Oakland Symphony launches its groundbreaking new Playlist series, an annual concert co-curated by some of the great thinkers-and doers-of our time focusing on the impacts music has on all of us. For the inaugural Playlist concert, socio-political comedian, activist, and Emmy-nominated CNN host, the Bay Area's own W. Kamau Bell will select a range of music he is passionate about to be performed by the Oakland Symphony and Michael Morgan with commentary by Bell and Morgan about the profound and sometimes unexpected roles music plays in the world beyond the concert stage.

"I am a huge fan of the unique vision of W. Kamau Bell," say Michael Morgan. "The range of his Playlist from spirituals to Coltrane should make the evening a fascinating journey."

Pride & Prejudice: Notes from LGBTQ
Friday, February 9, 2018, 8pm

Guest artists: Vocalists Jonathan Blalock and Noah Galvin, Sara Davis Buechner, piano, and Meredith Brown, horn, MC Michelle Meow

Barber: Essay for Orchestra No. 1, Op. 12 (1938)
Britten: Serenade for Tenor, Horn and Strings, Op. 31 (1943)
Jennifer Higdon: Blue Cathedral (2000)
Rosser and Sohne: Songs
Saint-Saëns: Piano Concerto No. 2 in G minor, Op. 22 (1868)

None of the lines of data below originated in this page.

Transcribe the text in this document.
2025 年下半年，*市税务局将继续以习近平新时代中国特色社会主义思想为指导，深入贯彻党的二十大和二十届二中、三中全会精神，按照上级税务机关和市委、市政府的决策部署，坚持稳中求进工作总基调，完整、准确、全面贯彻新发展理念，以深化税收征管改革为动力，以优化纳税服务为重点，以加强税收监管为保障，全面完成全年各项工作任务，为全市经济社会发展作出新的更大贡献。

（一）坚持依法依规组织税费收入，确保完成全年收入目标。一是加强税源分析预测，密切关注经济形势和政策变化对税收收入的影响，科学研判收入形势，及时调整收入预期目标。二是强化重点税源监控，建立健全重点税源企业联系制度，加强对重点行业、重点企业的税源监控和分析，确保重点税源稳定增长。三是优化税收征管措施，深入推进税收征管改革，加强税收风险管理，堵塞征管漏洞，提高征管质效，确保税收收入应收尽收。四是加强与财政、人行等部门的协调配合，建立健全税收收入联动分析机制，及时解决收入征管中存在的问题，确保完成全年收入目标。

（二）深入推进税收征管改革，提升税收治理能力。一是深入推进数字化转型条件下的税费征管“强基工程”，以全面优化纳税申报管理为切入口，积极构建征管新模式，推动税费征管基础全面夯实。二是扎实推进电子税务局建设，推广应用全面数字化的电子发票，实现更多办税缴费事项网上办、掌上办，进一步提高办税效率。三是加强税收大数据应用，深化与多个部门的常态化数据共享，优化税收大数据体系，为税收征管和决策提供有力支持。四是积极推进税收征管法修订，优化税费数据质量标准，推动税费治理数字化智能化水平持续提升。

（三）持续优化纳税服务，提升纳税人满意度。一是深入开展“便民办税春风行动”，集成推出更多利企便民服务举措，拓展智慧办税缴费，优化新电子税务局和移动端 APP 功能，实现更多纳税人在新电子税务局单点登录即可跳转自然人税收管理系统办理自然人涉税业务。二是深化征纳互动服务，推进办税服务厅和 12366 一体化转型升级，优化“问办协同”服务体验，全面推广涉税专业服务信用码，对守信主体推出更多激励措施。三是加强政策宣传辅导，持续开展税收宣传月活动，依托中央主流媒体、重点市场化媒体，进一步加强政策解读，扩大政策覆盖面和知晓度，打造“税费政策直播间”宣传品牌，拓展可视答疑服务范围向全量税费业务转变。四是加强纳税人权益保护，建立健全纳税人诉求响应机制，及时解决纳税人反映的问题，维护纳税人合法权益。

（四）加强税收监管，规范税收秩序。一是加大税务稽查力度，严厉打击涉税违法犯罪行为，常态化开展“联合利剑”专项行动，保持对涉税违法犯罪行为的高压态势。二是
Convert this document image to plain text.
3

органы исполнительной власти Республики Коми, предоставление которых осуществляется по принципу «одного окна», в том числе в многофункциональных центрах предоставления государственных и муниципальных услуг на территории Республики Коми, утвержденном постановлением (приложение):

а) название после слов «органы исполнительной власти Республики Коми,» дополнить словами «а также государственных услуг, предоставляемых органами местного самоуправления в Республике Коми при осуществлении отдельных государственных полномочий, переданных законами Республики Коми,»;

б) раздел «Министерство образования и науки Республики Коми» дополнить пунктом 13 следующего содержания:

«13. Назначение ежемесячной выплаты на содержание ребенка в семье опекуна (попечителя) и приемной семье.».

A hallmark of Oakland Symphony seasons, the popular Notes From ... series annually focuses on music both familiar and fresh from specific communities and cultures. Past Notes From... concerts have featured music and artists of Native America, Vietnam, Persia, Armenia, China, the Philippines, Mexico and others. This year the spotlight will be on the LGBTQ community we will reflect on self-identity and self-expression through the artistry of LGBTQ composers and musicians--celebrating difference, finding common ground and embracing the beauty of authenticity. Featuring Noah Galvin from ABC's The Real O'Neals, tenor and actor Jonathan Blalock, pianist Sara Davis Buechner and MC'd by Bay Area community activist and TV personality Michelle Meow.

Rooted in Oakland
Friday, March 23, 2018, 8pm

With members of the Oakland Symphony MUSE orchestra

Kev Choice: World Premiere
George Frederick Bristow: Overture to Rip van Winkle (1855)
Schubert: Symphony No. 5 in B-flat Major, D. 485 (1816)

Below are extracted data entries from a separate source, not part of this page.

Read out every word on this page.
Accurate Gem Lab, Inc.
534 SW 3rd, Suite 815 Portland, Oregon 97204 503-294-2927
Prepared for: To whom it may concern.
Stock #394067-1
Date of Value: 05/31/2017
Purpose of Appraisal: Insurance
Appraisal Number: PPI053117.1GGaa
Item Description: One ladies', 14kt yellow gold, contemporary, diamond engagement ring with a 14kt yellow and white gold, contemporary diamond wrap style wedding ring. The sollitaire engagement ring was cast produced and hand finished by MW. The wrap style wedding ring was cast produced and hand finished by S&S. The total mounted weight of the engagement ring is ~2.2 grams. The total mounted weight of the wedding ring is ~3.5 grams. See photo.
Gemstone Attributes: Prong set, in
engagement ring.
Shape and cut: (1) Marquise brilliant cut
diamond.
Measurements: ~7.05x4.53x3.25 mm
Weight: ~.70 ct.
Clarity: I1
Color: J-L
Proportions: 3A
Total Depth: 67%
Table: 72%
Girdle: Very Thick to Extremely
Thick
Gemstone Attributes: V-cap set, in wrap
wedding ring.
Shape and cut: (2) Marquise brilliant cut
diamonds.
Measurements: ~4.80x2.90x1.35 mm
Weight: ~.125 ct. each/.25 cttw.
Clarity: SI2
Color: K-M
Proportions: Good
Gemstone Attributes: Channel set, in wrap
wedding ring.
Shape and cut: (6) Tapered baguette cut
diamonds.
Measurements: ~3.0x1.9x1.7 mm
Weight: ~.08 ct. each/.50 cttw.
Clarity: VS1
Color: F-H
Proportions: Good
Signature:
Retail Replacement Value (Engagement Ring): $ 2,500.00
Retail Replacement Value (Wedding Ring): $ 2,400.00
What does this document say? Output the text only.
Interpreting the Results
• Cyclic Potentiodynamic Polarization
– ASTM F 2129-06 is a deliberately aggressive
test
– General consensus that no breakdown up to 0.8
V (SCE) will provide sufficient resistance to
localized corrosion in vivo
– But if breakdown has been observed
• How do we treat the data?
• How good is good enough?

Oakland native Kev Choice is a classically-trained pianist who uses wit and creative lyrics to infuse his unique blend of jazz, R&B and soul with a positive message. Oakland Symphony has commissioned a new work by Choice, to be played alongside Schubert's 5th symphony and a lost Romantic gem, George Frederick Bristow's overture to his opera, Rip van Winkle.

The Artist's Struggle
Friday, May 18, 2018, 8pm

Bernstein: Serenade for Violin and Orchestra (1954) (Soloist to be announced)
Tchaikovsky: Symphony No. 6 in B minor, Op. 74 "Pathetique" (1893)

Oakland Symphony celebrates the 100th birthday of Leonard Bernstein, whose musical accomplishments mirrored his lifelong and sometimes controversial commitment to promoting political change. His Serenade for violin drew its inspiration from Plato's Symposium and is a technically challenging, game-changing take on the violin concerto.